3)  Pragmatisme/Utilitarianisme
Tujuan hidup menurut aliran ini adalah untuk mencari kebenaran sosial yang menguntungkan bagi umat manusia dengan lingkungannya dengan menerapkan prinsip falsafah yang humanistik melalui trial and error.[9]
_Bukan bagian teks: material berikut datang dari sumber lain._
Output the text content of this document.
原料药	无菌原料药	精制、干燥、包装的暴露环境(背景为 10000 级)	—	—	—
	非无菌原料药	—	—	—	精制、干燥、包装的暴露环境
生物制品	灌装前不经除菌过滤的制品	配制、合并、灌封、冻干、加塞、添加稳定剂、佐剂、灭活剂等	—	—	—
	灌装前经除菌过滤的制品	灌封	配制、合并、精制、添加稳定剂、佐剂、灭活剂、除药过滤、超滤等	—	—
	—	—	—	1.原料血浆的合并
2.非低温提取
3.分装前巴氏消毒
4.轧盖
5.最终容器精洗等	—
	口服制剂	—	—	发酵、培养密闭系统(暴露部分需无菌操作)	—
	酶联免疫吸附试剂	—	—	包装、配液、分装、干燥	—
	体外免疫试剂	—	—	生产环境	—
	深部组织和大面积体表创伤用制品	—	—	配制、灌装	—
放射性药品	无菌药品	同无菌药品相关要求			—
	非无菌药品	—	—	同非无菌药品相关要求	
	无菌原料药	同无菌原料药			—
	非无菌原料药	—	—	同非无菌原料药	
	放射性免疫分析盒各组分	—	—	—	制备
4)  Aliran Eksistensialisme
Aliran ini berpendapat bahwa kebaikan dan kebaikan itu tergantung pada individu. Norma-norma hidup itu berbeda secara individual dan ditentukan masing-masing secara bebas. Tujuan hidup dari aliran ini adalah merealisaikan diri dan menyempurnakan diri sesuai dengan norma-norma yang ia pilih.
Dalam kenyataan secara perorangan jarang seseorang hanya mengikuti secara konsekuen untuk satu aliran saja.[10]

C.   Asas Psikologis

Psikologi  adalah ilmu yang mempelajari tingkah laku manusia. Sedangkan kurikulum adalah upaya dalam menentukan program pendidikan untuk mengubah periluku manusia itu sendiri. Karena itu, dalam mengembangkan kurikulum harus dilandasi oleh psikologi sebagai refrensi dalam menentukan apa dan bagaimana perilaku tersebut harus dikembangkan. [11]
Di dalam asas psikologi terdapat dua hal yang harus diperhatikan, yaitu:
a.    Psikologi anak
Dalam proses pengembangan kurikulum, harus memperhatikan perkembangan psikologi anak, kebutuhan dan minat mereka. Sekolah didirikan untuk kepentinagan anak, yakni menciptakan situasi-situasi di mana anak dapat belajar dengan baik, dapat menguasai sejumlah pengetahuan, dapat merubah sikap, dapat menerima norma-norma atau nilai-nilai serta dapat menguasai sejumlah keterampilan yang diharapkan.


b.    Psikologi Belajar
Psikologi belajar merupakan suatu kajian bagaimana seseorang belajar, baik secara individu maupun kelompok.[12]Seseorang dikatakan belajar bila ia melakukan kegiatan yang dapat merubah kelakuannya ke arah yang lebih baik. Ia dapat melakukan sesuatu yang sebelumnya tidak dapat dilakukan. Kelakuan dipandang dalam arti luas yang meliputi pengamatan, pengenalan, perbuatan, keterampilan, minat, penghargaan, sikap, dan lain-lain. Belajar tidak hanya mengenai bidang intelektual saja tetapi seluruh pribadi anak, baik kognitif, afektif, maupun psikomotorik.
Dalam psikologi balajar terdapat berbagai macam teori belajar yang masing-masing mempunyai konsep belajar dan implikasi sendiri dalam menyusun kurikulum. Teori belajar adalah suatu pandangan yang sistematis tentang cara manusia berinteraksi dengan lingkungan sehingga tejadi perubahan kelakuan.[13] Terdapat lima kelompok teori belajar yang utama yakni teori psikologi daya (Mental discipline), teori mental state (Apersepsi herbart), teori asosiasi (S-R), teori lapangan (Gestalt), teori perkembangan anak (perkembangan kognitif).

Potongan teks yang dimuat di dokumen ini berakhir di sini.